For the Bars:
For the Drizzle:
- 4 ounces Cream Cheese, softened to room temperature
- 1/2 cup Monkfruit Sweetener
- 1 large Egg, at room temperature
- 1 Egg Yolk, at room temperature
- 1 1/2 teaspoons Pure Vanilla Extract
- 1 1/2 cups Almond Flour, 150 g
- 3 tablespoons Coconut Flour, 23 g
- 1/2 tablespoon Baking Powder
- 2 teaspoons Ground Cinnamon
- 1/2 teaspoon Salt
- 3 tablespoons Cream Cheese, softened to room temperature
- 2 1/2 teaspoons Monkfruit Sweetener
- 1 1/2 teaspoons Milk of Choice
Preheat your oven to 350°F and line the bottom of an 8-inch pan with parchment paper, rubbing the sides generously with oil or nonstick spray.

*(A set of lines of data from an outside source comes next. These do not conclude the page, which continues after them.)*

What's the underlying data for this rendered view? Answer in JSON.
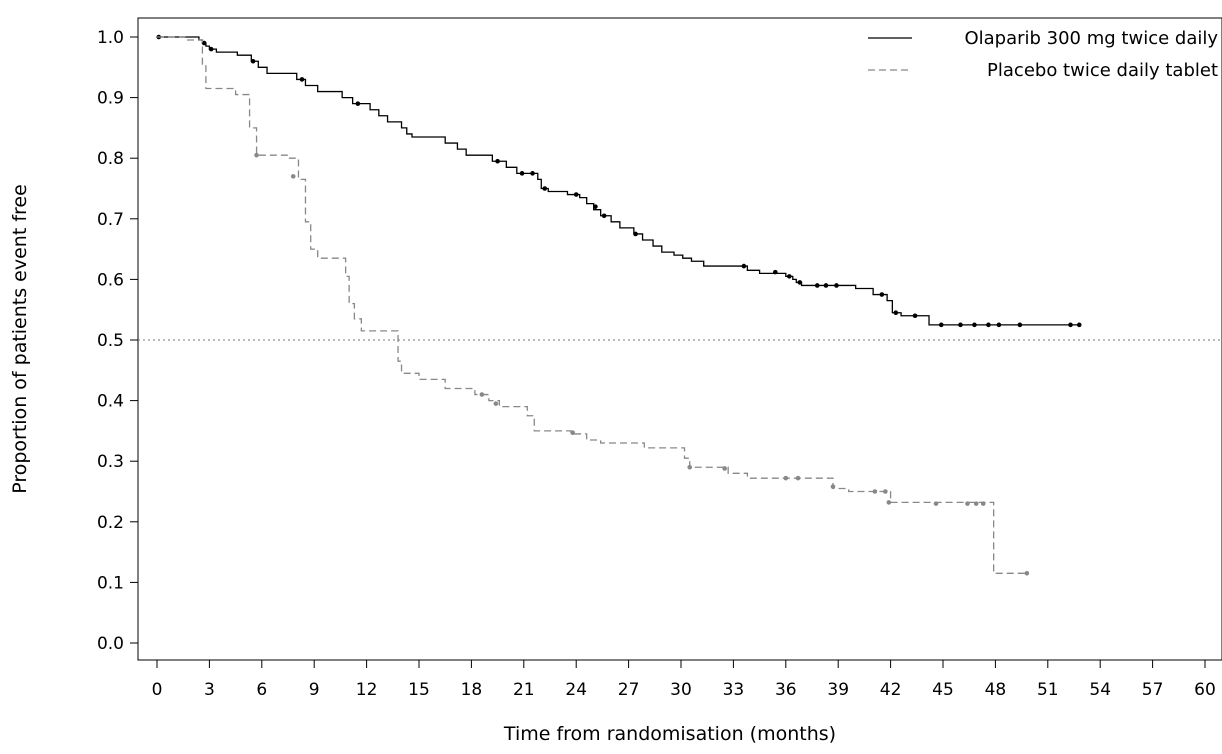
{
  "chart_data": {
    "type": "line",
    "subtype": "kaplan-meier step curve",
    "title": "",
    "xlabel": "Time from randomisation (months)",
    "ylabel": "Proportion of patients event free",
    "xlim": [
      0,
      60
    ],
    "ylim": [
      0.0,
      1.0
    ],
    "x_ticks": [
      0,
      3,
      6,
      9,
      12,
      15,
      18,
      21,
      24,
      27,
      30,
      33,
      36,
      39,
      42,
      45,
      48,
      51,
      54,
      57,
      60
    ],
    "y_ticks": [
      "0.0",
      "0.1",
      "0.2",
      "0.3",
      "0.4",
      "0.5",
      "0.6",
      "0.7",
      "0.8",
      "0.9",
      "1.0"
    ],
    "reference_line": {
      "y": 0.5,
      "style": "dotted"
    },
    "grid": false,
    "legend_position": "top-right",
    "series": [
      {
        "name": "Olaparib 300 mg twice daily",
        "color": "#000000",
        "line_style": "solid",
        "steps": [
          [
            0,
            1.0
          ],
          [
            2.4,
            0.995
          ],
          [
            2.6,
            0.99
          ],
          [
            2.8,
            0.985
          ],
          [
            3.0,
            0.98
          ],
          [
            3.4,
            0.975
          ],
          [
            4.6,
            0.97
          ],
          [
            5.4,
            0.96
          ],
          [
            5.8,
            0.95
          ],
          [
            6.3,
            0.94
          ],
          [
            8.0,
            0.93
          ],
          [
            8.5,
            0.92
          ],
          [
            9.2,
            0.91
          ],
          [
            10.6,
            0.9
          ],
          [
            11.2,
            0.89
          ],
          [
            12.2,
            0.88
          ],
          [
            12.7,
            0.87
          ],
          [
            13.2,
            0.86
          ],
          [
            14.0,
            0.85
          ],
          [
            14.3,
            0.84
          ],
          [
            14.6,
            0.835
          ],
          [
            16.5,
            0.825
          ],
          [
            17.2,
            0.815
          ],
          [
            17.7,
            0.805
          ],
          [
            19.2,
            0.795
          ],
          [
            20.0,
            0.785
          ],
          [
            20.6,
            0.775
          ],
          [
            21.8,
            0.765
          ],
          [
            22.0,
            0.75
          ],
          [
            22.4,
            0.745
          ],
          [
            23.5,
            0.74
          ],
          [
            24.2,
            0.735
          ],
          [
            24.6,
            0.725
          ],
          [
            25.0,
            0.715
          ],
          [
            25.4,
            0.705
          ],
          [
            26.0,
            0.695
          ],
          [
            26.5,
            0.685
          ],
          [
            27.3,
            0.675
          ],
          [
            27.8,
            0.665
          ],
          [
            28.4,
            0.655
          ],
          [
            28.9,
            0.645
          ],
          [
            29.6,
            0.64
          ],
          [
            30.1,
            0.635
          ],
          [
            30.6,
            0.63
          ],
          [
            31.3,
            0.622
          ],
          [
            33.8,
            0.615
          ],
          [
            34.5,
            0.61
          ],
          [
            36.0,
            0.605
          ],
          [
            36.4,
            0.6
          ],
          [
            36.6,
            0.595
          ],
          [
            36.9,
            0.59
          ],
          [
            40.0,
            0.585
          ],
          [
            41.0,
            0.575
          ],
          [
            41.8,
            0.565
          ],
          [
            42.1,
            0.545
          ],
          [
            42.6,
            0.54
          ],
          [
            44.2,
            0.525
          ],
          [
            52.8,
            0.525
          ]
        ],
        "censored": [
          [
            0.1,
            1.0
          ],
          [
            2.7,
            0.99
          ],
          [
            3.1,
            0.98
          ],
          [
            5.5,
            0.96
          ],
          [
            8.3,
            0.93
          ],
          [
            11.5,
            0.89
          ],
          [
            19.5,
            0.795
          ],
          [
            20.9,
            0.775
          ],
          [
            21.5,
            0.775
          ],
          [
            22.2,
            0.75
          ],
          [
            24.0,
            0.74
          ],
          [
            25.1,
            0.72
          ],
          [
            25.6,
            0.705
          ],
          [
            27.4,
            0.675
          ],
          [
            33.6,
            0.622
          ],
          [
            35.4,
            0.612
          ],
          [
            36.2,
            0.605
          ],
          [
            36.8,
            0.595
          ],
          [
            37.8,
            0.59
          ],
          [
            38.3,
            0.59
          ],
          [
            38.9,
            0.59
          ],
          [
            41.5,
            0.575
          ],
          [
            42.3,
            0.545
          ],
          [
            43.4,
            0.54
          ],
          [
            44.9,
            0.525
          ],
          [
            46.0,
            0.525
          ],
          [
            46.8,
            0.525
          ],
          [
            47.6,
            0.525
          ],
          [
            48.2,
            0.525
          ],
          [
            49.4,
            0.525
          ],
          [
            52.3,
            0.525
          ],
          [
            52.8,
            0.525
          ]
        ]
      },
      {
        "name": "Placebo twice daily tablet",
        "color": "#888888",
        "line_style": "dashed",
        "steps": [
          [
            0,
            1.0
          ],
          [
            1.6,
            0.995
          ],
          [
            2.6,
            0.955
          ],
          [
            2.8,
            0.915
          ],
          [
            4.5,
            0.905
          ],
          [
            5.3,
            0.85
          ],
          [
            5.7,
            0.805
          ],
          [
            7.5,
            0.8
          ],
          [
            8.1,
            0.765
          ],
          [
            8.5,
            0.695
          ],
          [
            8.8,
            0.65
          ],
          [
            9.2,
            0.635
          ],
          [
            10.8,
            0.605
          ],
          [
            11.0,
            0.56
          ],
          [
            11.3,
            0.535
          ],
          [
            11.7,
            0.515
          ],
          [
            13.8,
            0.465
          ],
          [
            14.0,
            0.445
          ],
          [
            15.0,
            0.435
          ],
          [
            16.5,
            0.42
          ],
          [
            18.2,
            0.41
          ],
          [
            19.0,
            0.4
          ],
          [
            19.6,
            0.39
          ],
          [
            21.2,
            0.375
          ],
          [
            21.6,
            0.35
          ],
          [
            23.7,
            0.345
          ],
          [
            24.6,
            0.335
          ],
          [
            25.4,
            0.33
          ],
          [
            27.9,
            0.322
          ],
          [
            30.2,
            0.305
          ],
          [
            30.5,
            0.29
          ],
          [
            32.0,
            0.29
          ],
          [
            32.7,
            0.28
          ],
          [
            33.8,
            0.272
          ],
          [
            38.7,
            0.255
          ],
          [
            39.6,
            0.25
          ],
          [
            42.0,
            0.232
          ],
          [
            47.8,
            0.232
          ],
          [
            47.9,
            0.115
          ],
          [
            49.8,
            0.115
          ]
        ],
        "censored": [
          [
            5.7,
            0.805
          ],
          [
            7.8,
            0.77
          ],
          [
            18.6,
            0.41
          ],
          [
            19.4,
            0.395
          ],
          [
            23.8,
            0.347
          ],
          [
            30.5,
            0.29
          ],
          [
            32.5,
            0.288
          ],
          [
            36.0,
            0.272
          ],
          [
            36.7,
            0.272
          ],
          [
            38.7,
            0.258
          ],
          [
            41.1,
            0.25
          ],
          [
            41.7,
            0.25
          ],
          [
            41.9,
            0.232
          ],
          [
            44.6,
            0.23
          ],
          [
            46.4,
            0.23
          ],
          [
            46.9,
            0.23
          ],
          [
            47.3,
            0.23
          ],
          [
            49.8,
            0.115
          ]
        ]
      }
    ]
  }
}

In a large bowl, using an electric hand mixer, beat the cream cheese and monkfruit until fluffy and combined, scraping the sides as needed.
Add in the egg, yolk and vanilla and beat until combined.
Add all the remaining ingredients (except for the drizzle) and stir until well mixed.
Transfer to the prepared pan and press out evenly (using VERY lightly damp hands will help a lot here.)
Bake until the edges are golden brown, and a toothpick inserted in the middle comes out clean, about 20-25 minutes. Let cool COMPLETELY in the pan.
Once cool, whisk the softened cream cheese and monkfruit together. Then, add the milk of choice and whisk until thick.
Transfer to a small piping bag (or a Ziploc with the tip cut off) and pipe a thin drizzle onto each bar.
- As with all gluten free baking, please weigh your flour to ensure accurate results.
- Bars are best stored in the freezer and left at room temperature to thaw, or else they dry out.